Let's choose a few symbols from the list of Warren's companies and pull the data we need.

First, we need to bring in the cleaned CSV file we exported from Open Refine, and store it as a variable. Let's call it `buffet`.

In [None]:
buffet = ??IMPORT CSV FILE??

Next we want to choose some of those stocks for our analysis. We could either type out the ticker symbol (e.g. `MSFT`) by hand, or we could refer to the `buffet` variable in order to select the ticker symbols.

To bring in a few ticker symbols, substitute `buffet[2][3]` between each pair of +'s below in the definition of the `symbols` array. [Amadeus: not sure if this is right]

In [None]:
symbols = ['WIKI/'++'.11', 'WIKI/'++'.11', 'WIKI/'++'.11', 'WIKI/'++'.11']
data = quandl.get(symbols, rows=120, collapse='monthly', start_date=start_date)
data.head(5)

Let's clean up the column name to just their symbol name by removing `WIKI/` and ` - Close` from each column name.

We can iterate over the columns using the `for col in data.columns` syntax:

In [None]:
data.columns = [col.replace(' - Adj. Close','').replace('WIKI/','') for col in data.columns]
data.head(5)

Let's have another quick look at the data?

First, add the code to show the data plot below. (Hint, you used it above each time you wanted to show the graph)

## 3. Analysis

What type of analysis would be most useful for Warren?
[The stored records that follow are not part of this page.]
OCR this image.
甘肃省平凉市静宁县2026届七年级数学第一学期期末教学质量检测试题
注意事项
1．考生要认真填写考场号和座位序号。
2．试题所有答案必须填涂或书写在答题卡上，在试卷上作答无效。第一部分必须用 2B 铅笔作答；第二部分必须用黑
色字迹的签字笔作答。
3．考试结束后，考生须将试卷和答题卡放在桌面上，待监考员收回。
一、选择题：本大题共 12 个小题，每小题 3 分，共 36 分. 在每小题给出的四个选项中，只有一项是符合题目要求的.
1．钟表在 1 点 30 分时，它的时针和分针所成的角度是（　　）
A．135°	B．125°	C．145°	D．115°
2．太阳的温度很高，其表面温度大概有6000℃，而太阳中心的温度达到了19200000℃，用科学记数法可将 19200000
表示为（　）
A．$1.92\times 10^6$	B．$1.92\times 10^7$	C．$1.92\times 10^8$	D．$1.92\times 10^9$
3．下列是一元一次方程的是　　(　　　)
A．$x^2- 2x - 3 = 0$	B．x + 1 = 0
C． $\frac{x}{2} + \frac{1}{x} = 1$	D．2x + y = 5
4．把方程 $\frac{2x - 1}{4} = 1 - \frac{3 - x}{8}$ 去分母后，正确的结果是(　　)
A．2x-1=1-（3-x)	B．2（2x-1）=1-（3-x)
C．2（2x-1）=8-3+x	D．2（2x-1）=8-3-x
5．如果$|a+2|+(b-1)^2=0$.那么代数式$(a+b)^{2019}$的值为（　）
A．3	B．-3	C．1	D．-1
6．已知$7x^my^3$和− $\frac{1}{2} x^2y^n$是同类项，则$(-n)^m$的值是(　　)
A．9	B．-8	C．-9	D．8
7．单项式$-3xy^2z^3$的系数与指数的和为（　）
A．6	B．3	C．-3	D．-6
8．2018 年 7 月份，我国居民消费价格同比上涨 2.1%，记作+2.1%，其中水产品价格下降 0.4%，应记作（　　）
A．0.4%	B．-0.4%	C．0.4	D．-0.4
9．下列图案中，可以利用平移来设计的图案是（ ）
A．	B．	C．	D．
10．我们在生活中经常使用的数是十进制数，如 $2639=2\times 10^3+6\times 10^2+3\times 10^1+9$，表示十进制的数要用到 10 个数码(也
What if we could predict the future behavior of each stock based on its past behavior?  We might be able to project stock performance forward to determine which will do well, and which might not.

To do this, we're going to use a library called `ARIMA`. [Amadeus: can you have a look into this?]

## 4. Preparing for Visualization

Next, we want to rearrange all of the data to be more like what we need for D3. Python comes with a function called `unstack()` that does just that!

Below, make a variable called `datalist` and set it equal to `data.unstack()`.

Then show the top 10 rows of the datalist. (Hint, you've used this type of function before)

Almost there! We've done the hard work, now we just need it in a CSV format.

We've written this bit of code to clean the data a bit more and to output the data in a comma-separated value format.

In [None]:
csv = datalist.to_csv(header=True, index_label=['symbol','date','price'], date_format='%b %Y', index=True)
csv = csv.replace("price,0","price") # remove addition of ',0' on first line
print csv

Lastly, we want to download the file so we can bring it into our D3 visualization.

To make the downloadable file, we've got to bring in a library called `base64` which will encode the file. Then we use that to create the file and add a bit of HTML to make it so we can download the file.

In [None]:
import base64
from IPython.display import HTML

b64 = base64.b64encode(csv.encode())
payload = b64.decode()
html = '<a download="{filename}" href="data:text/csv;base64,{payload}" target="_blank">{filename}</a>'
html = html.format(payload=payload,title="stocks.csv",filename="stocks.csv")
HTML(html)